Symptoms and manifestations of motion sickness
Motion sickness has some of the following symptoms and manifestations.
1. A person is stimulated. Motion sickness is medically known as "motion sickness" or "motion sickness". Motion sickness is a general term for motion sickness, seasickness, airsickness, etc. It is directly related to the vestibular balance receptor of our inner ear. To be precise, motion sickness is not a real disease. It is different from a disease in the usual sense. It is just an emergency response of a sensitive body to excessive stimulation. Dizziness or even vomiting while riding in a car. In daily life, some people often feel dizzy, uncomfortable in the upper abdomen, nausea, cold sweat, or even vomiting soon after getting in a car. This is especially worse when the car brakes suddenly, makes a sharp turn, or starts suddenly. The symptoms can be gradually relieved or recovered after getting off the car and resting for a while. For some people, symptoms of motion sickness can last for several days.
2. The body loses its balance. The human body can judge direction and maintain its own balance, mainly by skin shallow receptors, Eye , the deep receptors in the neck and body, and the inner ear are jointly responsible, of which the inner ear is the most important. The semicircular canals of the inner ear as well as the utricle and saccule have primarily a balancing function. There are three semicircular canals, which are perpendicular to each other and form three sides of space. They receive external balance stimulation and transmit it to the balance center of the cerebral cortex through the vestibular nerve to regulate and manage the balance response.
3. Various physiological discomforts occurred. In daily life, some people often feel dizzy, uncomfortable in the upper abdomen, nausea, cold sweat, or even vomiting soon after getting in a car. This is especially worse when the car brakes suddenly, makes a sharp turn, or starts suddenly. The symptoms can be gradually relieved or recovered after getting off the car and resting for a while. For some people, symptoms of motion sickness can last for several days.
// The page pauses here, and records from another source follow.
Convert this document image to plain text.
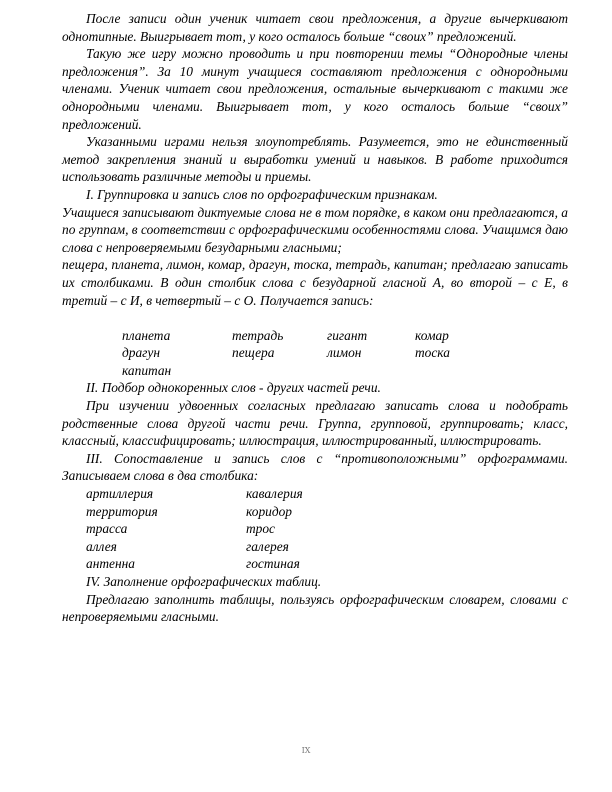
После записи один ученик читает свои предложения, а другие вычеркивают однотипные. Выигрывает тот, у кого осталось больше “своих” предложений.

Такую же игру можно проводить и при повторении темы “Однородные члены предложения”. За 10 минут учащиеся составляют предложения с однородными членами. Ученик читает свои предложения, остальные вычеркивают с такими же однородными членами. Выигрывает тот, у кого осталось больше “своих” предложений.

Указанными играми нельзя злоупотреблять. Разумеется, это не единственный метод закрепления знаний и выработки умений и навыков. В работе приходится использовать различные методы и приемы.

I. Группировка и запись слов по орфографическим признакам.

Учащиеся записывают диктуемые слова не в том порядке, в каком они предлагаются, а по группам, в соответствии с орфографическими особенностями слова. Учащимся даю слова с непроверяемыми безударными гласными;

пещера, планета, лимон, комар, драгун, тоска, тетрадь, капитан; предлагаю записать их столбиками. В один столбик слова с безударной гласной А, во второй – с Е, в третий – с И, в четвертый – с О. Получается запись:

планета	тетрадь	гигант	комар
драгун	пещера	лимон	тоска
капитан

II. Подбор однокоренных слов - других частей речи.

При изучении удвоенных согласных предлагаю записать слова и подобрать родственные слова другой части речи. Группа, групповой, группировать; класс, классный, классифицировать; иллюстрация, иллюстрированный, иллюстрировать.

III. Сопоставление и запись слов с “противоположными” орфограммами. Записываем слова в два столбика:

артиллерия	кавалерия
территория	коридор
трасса	трос
аллея	галерея
антенна	гостиная

IV. Заполнение орфографических таблиц.

Предлагаю заполнить таблицы, пользуясь орфографическим словарем, словами с непроверяемыми гласными.

IX
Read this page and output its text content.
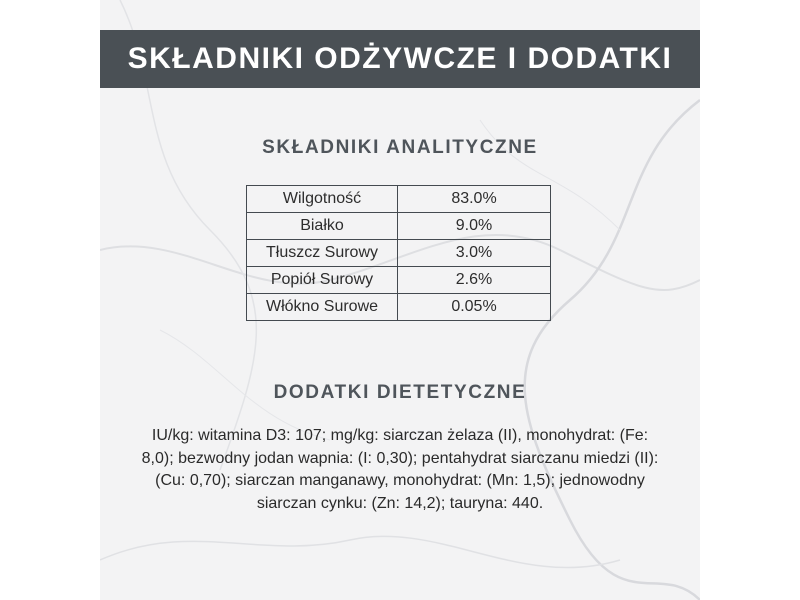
SKŁADNIKI ODŻYWCZE I DODATKI
SKŁADNIKI ANALITYCZNE
Wilgotność	83.0%
Białko	9.0%
Tłuszcz Surowy	3.0%
Popiół Surowy	2.6%
Włókno Surowe	0.05%
DODATKI DIETETYCZNE
IU/kg: witamina D3: 107; mg/kg: siarczan żelaza (II), monohydrat: (Fe: 8,0); bezwodny jodan wapnia: (I: 0,30); pentahydrat siarczanu miedzi (II): (Cu: 0,70); siarczan manganawy, monohydrat: (Mn: 1,5); jednowodny siarczan cynku: (Zn: 14,2); tauryna: 440.
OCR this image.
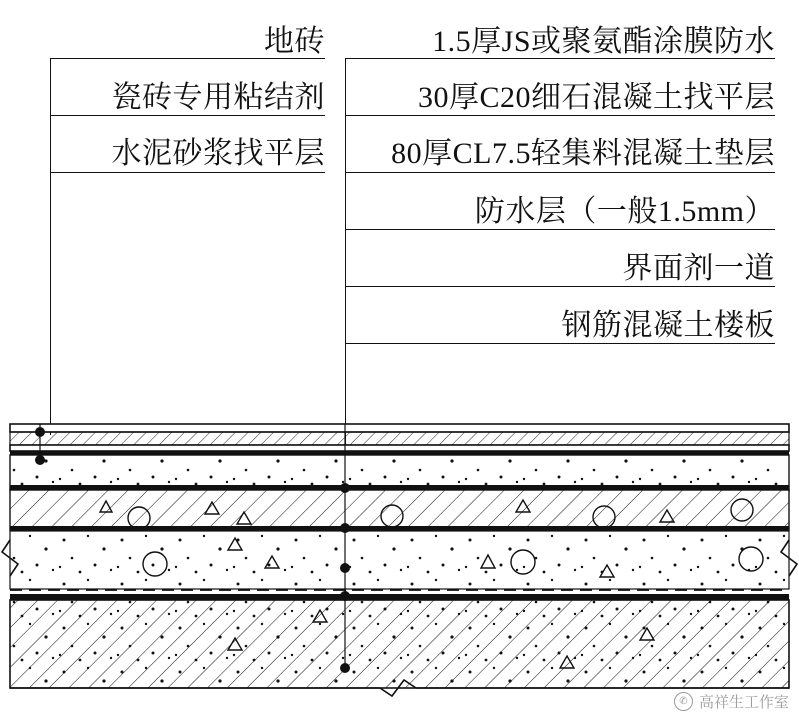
地砖
瓷砖专用粘结剂
水泥砂浆找平层
1.5厚JS或聚氨酯涂膜防水
30厚C20细石混凝土找平层
80厚CL7.5轻集料混凝土垫层
防水层（一般1.5mm）
界面剂一道
钢筋混凝土楼板
✆ 高祥生工作室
4. It may be due to spontaneous degeneration of the utricle that the otoliths fall off from the cystic plaque and are deposited on the posterior ampulla ridge.
5. Induce other symptoms. Inflammation or trauma can also induce this disease. For example, in the process of viral labyrinthitis or chronic suppurative otitis media, leukocytes, phagocytes or endothelial debris enter the endolymph; in brain trauma or stapes surgery, blood enters the endolymph and can form tangible particles that are deposited on the top of the ampulla crest. Barber reported that 47% of patients with longitudinal temporal bone fractures may experience positional vertigo, and 20% of patients without fractures may also experience this symptom. Dix and Hallpike (1952) reported 100 cases of otitis media, 26% also had positional vertigo. Ear surgeries such as tympanoplasty and mastoidectomy that damage the vestibule may also cause this disease. There are other complications. Lindsay and Cawthorne's pathology found that the utricle, superior semicircular canal, and lateral semicircular canal distributed by the anterior vestibular artery and superior vestibular nerve branches were degenerated, while the saccule and posterior semicircular canal were normal. Therefore, it was believed that hypertension, heart disease, and insufficient blood supply from the vertebral artery could cause embolism of the anterior vestibular artery, resulting in degeneration and detachment of the otolith membrane and deposition on the ampullar ridge.
Don’t underestimate motion sickness. If this happens, resolve it as soon as possible.
Treatments for motion sickness
Here are some measures to deal with motion sickness.
1. Distract attention. The simplest, most effective and practical way is to wear headphones to listen to music and turn the volume up a bit, which can interfere with the human inner ear's response to balanced stimulation.
2. Eat haoning. Take 1 to 2 tablets with warm boiled water 40 minutes before boarding a car or boat, the dosage may be reduced for children.